In the root industry, where the workload is concentrated in a short period of time due to sudden orders from primary contractors, there are frequent cases where the 52-hour week system cannot be observed. Complementary measures such as extending the unit period of the flexible working system from within 3 months to a maximum of 6 months have been implemented since last April, but the predominant response is that there is no significant effect. A president of a root company in the Sihwa Industrial Complex explained, “The flexible working system is a system that even workers are reluctant to because there is practically no change in wages.”

Various expedients are also emerging to prevent employee churn.

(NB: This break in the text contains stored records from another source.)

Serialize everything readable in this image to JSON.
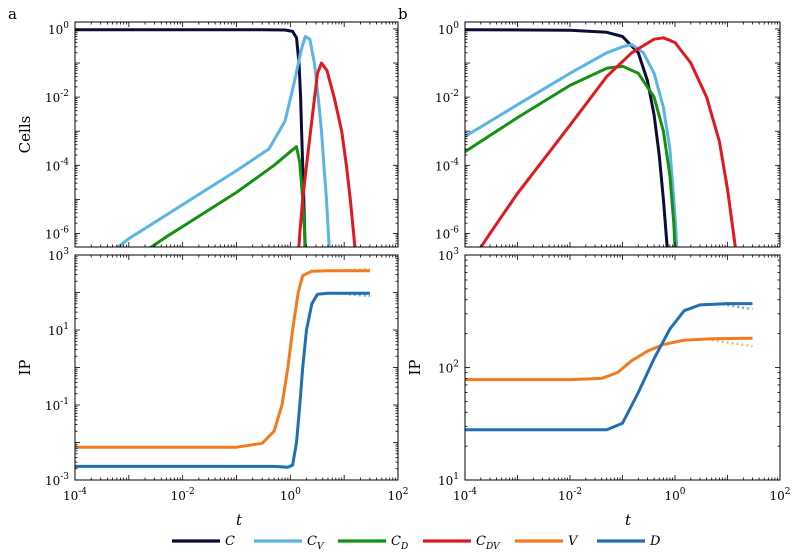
{
  "chart_data": {
    "type": "line",
    "x_scale": "log",
    "xlabel": "t",
    "xlim": [
      0.0001,
      100
    ],
    "x_tick_labels": [
      "10^-4",
      "10^-2",
      "10^0",
      "10^2"
    ],
    "colors": {
      "C": "#0c0c3a",
      "C_V": "#5ab4e5",
      "C_D": "#139113",
      "C_DV": "#e0191e",
      "V": "#f47a20",
      "D": "#1f6fb2"
    },
    "legend": {
      "position": "bottom",
      "entries": [
        {
          "key": "C",
          "label": "C",
          "sub": ""
        },
        {
          "key": "C_V",
          "label": "C",
          "sub": "V"
        },
        {
          "key": "C_D",
          "label": "C",
          "sub": "D"
        },
        {
          "key": "C_DV",
          "label": "C",
          "sub": "DV"
        },
        {
          "key": "V",
          "label": "V",
          "sub": ""
        },
        {
          "key": "D",
          "label": "D",
          "sub": ""
        }
      ]
    },
    "panels": [
      {
        "id": "a-top",
        "panel_label": "a",
        "ylabel": "Cells",
        "y_scale": "log",
        "ylim": [
          4e-07,
          1.6
        ],
        "y_tick_labels": [
          "10^-6",
          "10^-4",
          "10^-2",
          "10^0"
        ],
        "series": [
          {
            "name": "C",
            "points": [
              [
                0.0001,
                0.95
              ],
              [
                0.01,
                0.95
              ],
              [
                0.3,
                0.95
              ],
              [
                0.8,
                0.93
              ],
              [
                1.1,
                0.85
              ],
              [
                1.3,
                0.55
              ],
              [
                1.45,
                0.1
              ],
              [
                1.55,
                0.01
              ],
              [
                1.62,
                0.001
              ],
              [
                1.7,
                0.0001
              ],
              [
                1.78,
                1e-05
              ],
              [
                1.85,
                1e-06
              ],
              [
                1.9,
                2e-07
              ]
            ]
          },
          {
            "name": "C_V",
            "points": [
              [
                0.0005,
                3e-07
              ],
              [
                0.001,
                7e-07
              ],
              [
                0.01,
                7e-06
              ],
              [
                0.1,
                7e-05
              ],
              [
                0.4,
                0.0003
              ],
              [
                0.8,
                0.002
              ],
              [
                1.2,
                0.03
              ],
              [
                1.6,
                0.25
              ],
              [
                1.9,
                0.6
              ],
              [
                2.3,
                0.5
              ],
              [
                2.8,
                0.1
              ],
              [
                3.3,
                0.01
              ],
              [
                3.8,
                0.001
              ],
              [
                4.2,
                0.0001
              ],
              [
                4.7,
                1e-05
              ],
              [
                5.1,
                1e-06
              ],
              [
                5.4,
                2e-07
              ]
            ]
          },
          {
            "name": "C_D",
            "points": [
              [
                0.002,
                3e-07
              ],
              [
                0.005,
                8e-07
              ],
              [
                0.01,
                1.6e-06
              ],
              [
                0.1,
                1.6e-05
              ],
              [
                0.5,
                0.0001
              ],
              [
                1.0,
                0.00025
              ],
              [
                1.3,
                0.00035
              ],
              [
                1.5,
                0.00012
              ],
              [
                1.7,
                1e-05
              ],
              [
                1.85,
                1e-06
              ],
              [
                1.95,
                2e-07
              ]
            ]
          },
          {
            "name": "C_DV",
            "points": [
              [
                1.4,
                2e-07
              ],
              [
                1.5,
                1e-06
              ],
              [
                1.7,
                1e-05
              ],
              [
                2.0,
                0.0001
              ],
              [
                2.5,
                0.002
              ],
              [
                3.2,
                0.05
              ],
              [
                3.8,
                0.1
              ],
              [
                4.8,
                0.06
              ],
              [
                6.5,
                0.01
              ],
              [
                9,
                0.001
              ],
              [
                11,
                0.0001
              ],
              [
                13,
                1e-05
              ],
              [
                15,
                1e-06
              ],
              [
                16.5,
                2e-07
              ]
            ]
          }
        ]
      },
      {
        "id": "b-top",
        "panel_label": "b",
        "ylabel": "",
        "y_scale": "log",
        "ylim": [
          4e-07,
          1.6
        ],
        "y_tick_labels": [
          "10^-6",
          "10^-4",
          "10^-2",
          "10^0"
        ],
        "series": [
          {
            "name": "C",
            "points": [
              [
                0.0001,
                0.95
              ],
              [
                0.01,
                0.92
              ],
              [
                0.05,
                0.8
              ],
              [
                0.1,
                0.6
              ],
              [
                0.2,
                0.2
              ],
              [
                0.3,
                0.03
              ],
              [
                0.4,
                0.003
              ],
              [
                0.5,
                0.0002
              ],
              [
                0.6,
                1e-05
              ],
              [
                0.7,
                5e-07
              ],
              [
                0.75,
                2e-07
              ]
            ]
          },
          {
            "name": "C_V",
            "points": [
              [
                0.0001,
                0.0007
              ],
              [
                0.001,
                0.006
              ],
              [
                0.01,
                0.05
              ],
              [
                0.05,
                0.2
              ],
              [
                0.1,
                0.3
              ],
              [
                0.15,
                0.35
              ],
              [
                0.25,
                0.2
              ],
              [
                0.4,
                0.05
              ],
              [
                0.6,
                0.005
              ],
              [
                0.8,
                0.0003
              ],
              [
                0.95,
                1e-05
              ],
              [
                1.05,
                1e-06
              ],
              [
                1.1,
                2e-07
              ]
            ]
          },
          {
            "name": "C_D",
            "points": [
              [
                0.0001,
                0.00025
              ],
              [
                0.001,
                0.0025
              ],
              [
                0.01,
                0.022
              ],
              [
                0.05,
                0.07
              ],
              [
                0.1,
                0.08
              ],
              [
                0.2,
                0.05
              ],
              [
                0.4,
                0.01
              ],
              [
                0.6,
                0.001
              ],
              [
                0.8,
                5e-05
              ],
              [
                0.95,
                2e-06
              ],
              [
                1.02,
                2e-07
              ]
            ]
          },
          {
            "name": "C_DV",
            "points": [
              [
                0.00015,
                2e-07
              ],
              [
                0.0003,
                1e-06
              ],
              [
                0.001,
                1.5e-05
              ],
              [
                0.01,
                0.0015
              ],
              [
                0.05,
                0.04
              ],
              [
                0.15,
                0.2
              ],
              [
                0.4,
                0.5
              ],
              [
                0.6,
                0.55
              ],
              [
                1.0,
                0.4
              ],
              [
                2.0,
                0.1
              ],
              [
                4.0,
                0.01
              ],
              [
                7.0,
                0.0005
              ],
              [
                10,
                2e-05
              ],
              [
                13,
                1e-06
              ],
              [
                15,
                2e-07
              ]
            ]
          }
        ]
      },
      {
        "id": "a-bottom",
        "panel_label": "",
        "ylabel": "IP",
        "y_scale": "log",
        "ylim": [
          0.001,
          1000
        ],
        "y_tick_labels": [
          "10^-3",
          "10^-1",
          "10^1",
          "10^3"
        ],
        "series": [
          {
            "name": "V",
            "points": [
              [
                0.0001,
                0.0075
              ],
              [
                0.01,
                0.0075
              ],
              [
                0.1,
                0.0075
              ],
              [
                0.3,
                0.0095
              ],
              [
                0.5,
                0.02
              ],
              [
                0.7,
                0.1
              ],
              [
                0.9,
                1.0
              ],
              [
                1.1,
                10
              ],
              [
                1.4,
                100
              ],
              [
                1.7,
                280
              ],
              [
                2.5,
                370
              ],
              [
                5,
                380
              ],
              [
                30,
                380
              ]
            ],
            "dotted": [
              [
                8,
                380
              ],
              [
                30,
                420
              ]
            ]
          },
          {
            "name": "D",
            "points": [
              [
                0.0001,
                0.0023
              ],
              [
                0.01,
                0.0023
              ],
              [
                0.5,
                0.0023
              ],
              [
                0.9,
                0.0022
              ],
              [
                1.1,
                0.0025
              ],
              [
                1.3,
                0.01
              ],
              [
                1.5,
                0.1
              ],
              [
                1.7,
                1
              ],
              [
                2.0,
                10
              ],
              [
                2.5,
                50
              ],
              [
                3.2,
                90
              ],
              [
                5,
                95
              ],
              [
                30,
                95
              ]
            ],
            "dotted": [
              [
                8,
                95
              ],
              [
                30,
                80
              ]
            ]
          }
        ]
      },
      {
        "id": "b-bottom",
        "panel_label": "",
        "ylabel": "IP",
        "y_scale": "log",
        "ylim": [
          10,
          1000
        ],
        "y_tick_labels": [
          "10^1",
          "10^2",
          "10^3"
        ],
        "series": [
          {
            "name": "V",
            "points": [
              [
                0.0001,
                78
              ],
              [
                0.01,
                78
              ],
              [
                0.04,
                80
              ],
              [
                0.08,
                90
              ],
              [
                0.15,
                115
              ],
              [
                0.3,
                140
              ],
              [
                0.6,
                160
              ],
              [
                1.5,
                175
              ],
              [
                5,
                180
              ],
              [
                30,
                182
              ]
            ],
            "dotted": [
              [
                5,
                175
              ],
              [
                30,
                155
              ]
            ]
          },
          {
            "name": "D",
            "points": [
              [
                0.0001,
                28
              ],
              [
                0.01,
                28
              ],
              [
                0.05,
                28
              ],
              [
                0.1,
                32
              ],
              [
                0.2,
                60
              ],
              [
                0.4,
                120
              ],
              [
                0.8,
                220
              ],
              [
                1.5,
                320
              ],
              [
                3,
                360
              ],
              [
                10,
                370
              ],
              [
                30,
                370
              ]
            ],
            "dotted": [
              [
                8,
                365
              ],
              [
                30,
                330
              ]
            ]
          }
        ]
      }
    ]
  }
}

It is a method of paying in cash without stamping the attendance stamp or leaving overtime pay on the books. When night work is needed, it is known that there are many cases of ‘dispatching’ manpower with other companies in the same industry and paying in cash without leaving the daily wage on the books. The president of a manufacturing company in Gimpo, Gyeonggi Province, said, “The delivery date is near, but we cannot find foreign workers, so we are hiring illegal immigrants.”

Choo Moon-gap, head of the economic policy division of the Federation of Small and Medium Businesses, said, “The 52-hour workweek system was enforced without considering the reality of the small and medium-sized business industry that has been struggling with the chronic manpower shortage and the situation in which entry of foreign workers was blocked due to the corona virus. It is a law that makes small businesses a potential criminal.”